Entre as recomendações apontadas no estudo, estão: manter a realização das audiências de custódia presenciais e em até 24 horas após a prisão, além de divulgar dados atualizados a respeito das audiências; priorizar a liberdade provisória sempre que possível e fortalecer encaminhamentos assistenciais para presos; fortalecer a Defensoria Pública de São Paulo; aumentar os investimentos em políticas voltadas à juventude e à redução da vulnerabilidade social; e produzir e divulgar dados regionalizados sobre o orçamento e os gastos públicos.
O que diz o Governo
O governo de São Paulo informou, por meio de nota, que “desconhece a metodologia adotada pelo estudo e esclarece que não houve diminuição nos repasses a programas voltados aos jovens”, destacou que houve ampliação de programas educacionais em 2019 e que o estado “tem a maior rede profissionalizante do país”.
O Estado informou ainda que o programa Jovem Cidadão está sendo reformulado para ser uma modalidade do NovoTec, que “dá oportunidade para alunos do ensino médio cursarem ao mesmo tempo ensino técnico profissionalizante”. Segundo o governo, estudantes do ensino médio da rede pública estadual terão oportunidade de inserção no mercado de trabalho por meio de estágio remunerado em empresas, entidades e órgãos da administração direta. A perspectiva é que, até 2022, o Novotec ofereça cerca de 400 mil novas matrículas.
O programa Ação Jovem, por sua vez, beneficiou, segundo o governo estadual, 500 mil jovens desde 2004. “A meta é readequar o programa para os dias atuais e estabelecer mais parcerias para incluir o jovem no mercado de trabalho.

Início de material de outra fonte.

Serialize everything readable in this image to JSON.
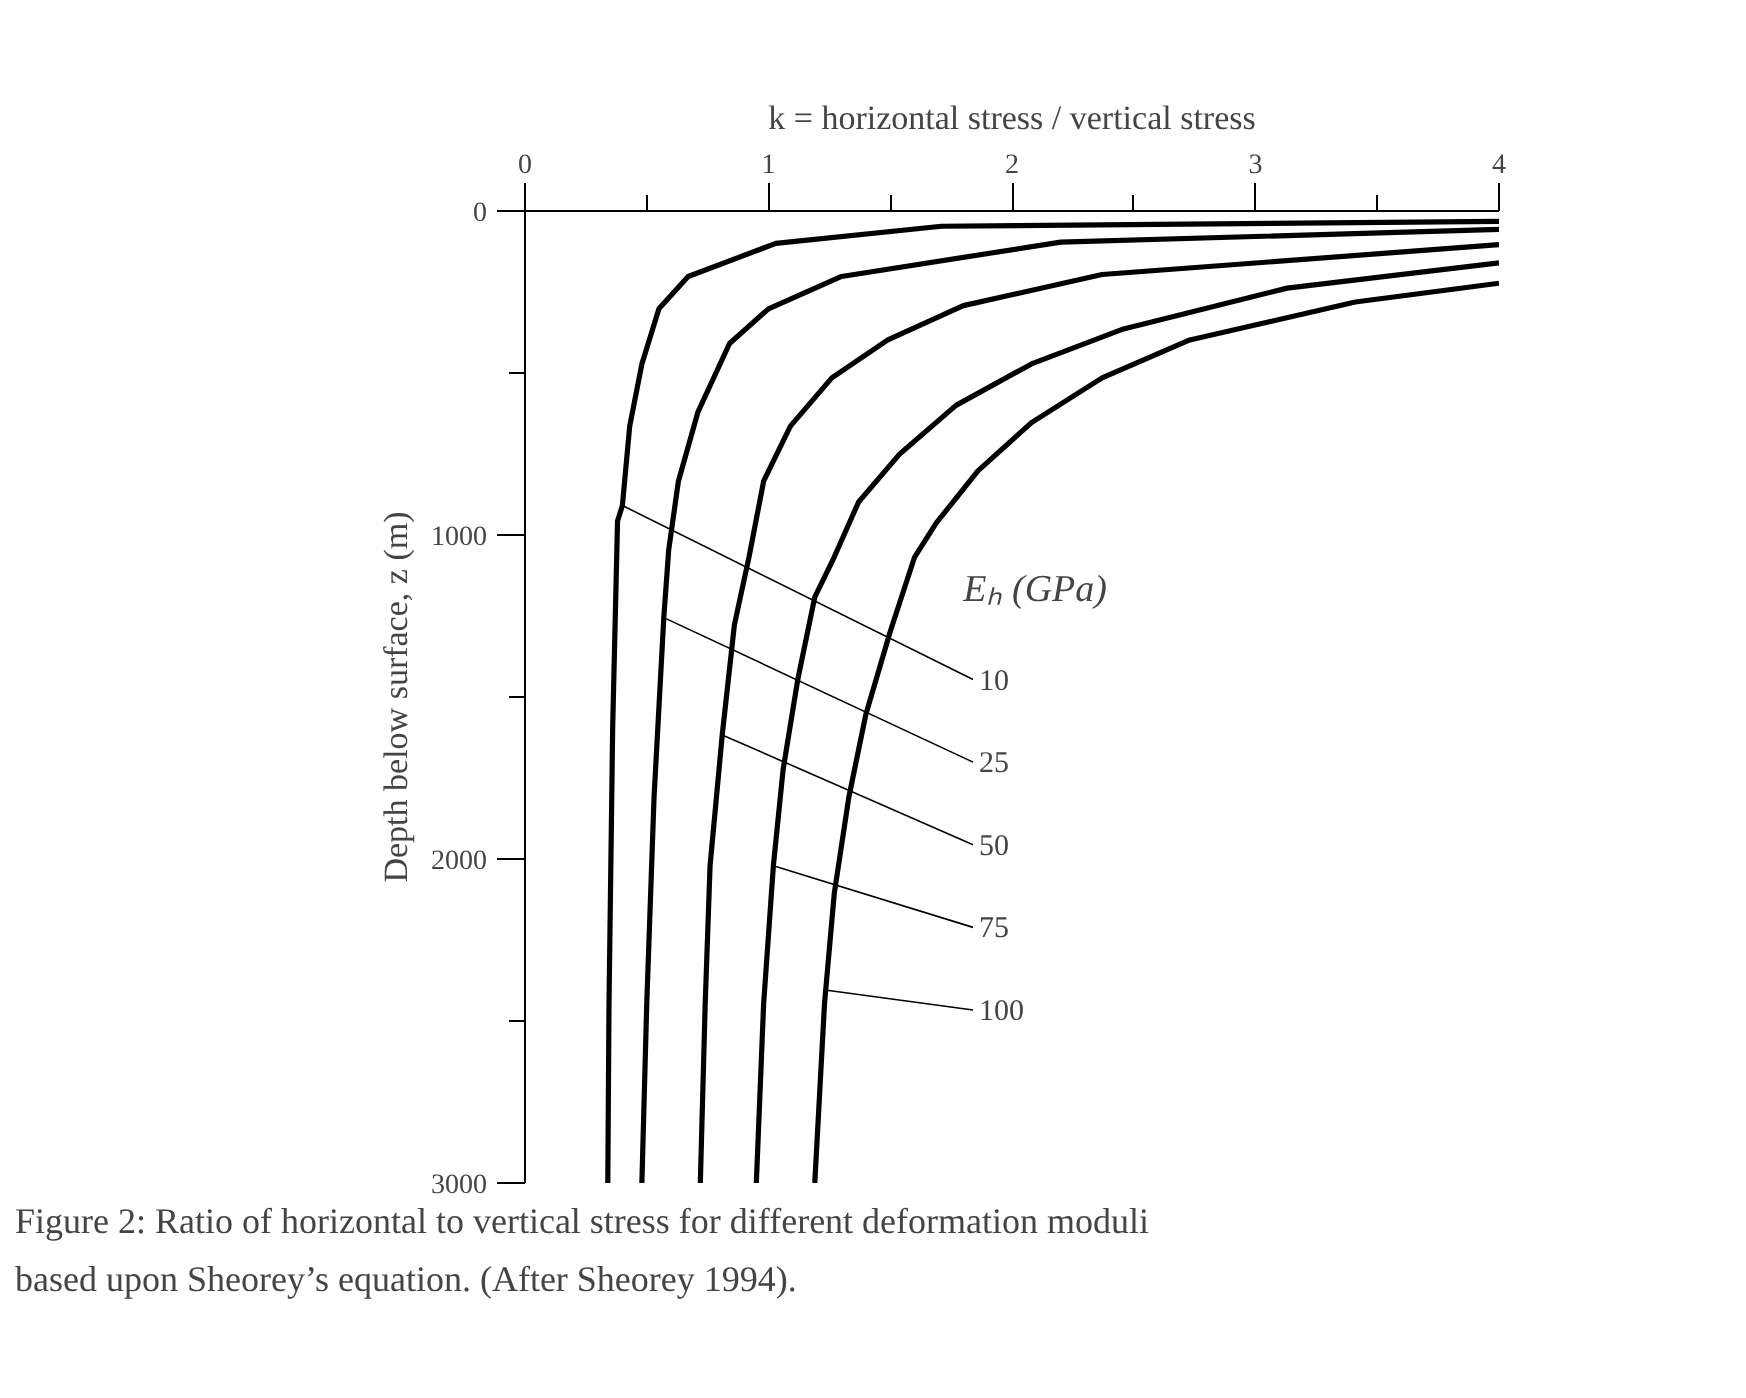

Este ano, o Ação Jovem vai atender mais de 35 mil jovens”, diz a nota.
Sobre as prisões, o governo informou que elas são determinadas pela Justiça. “Desde 2015, quando o Estado firmou termo de cooperação com o Tribunal de Justiça de São Paulo, todos os presos em flagrante são apresentados, em até 24 horas, à autoridade judicial, que avalia a legalidade e a necessidade de manutenção das prisões”.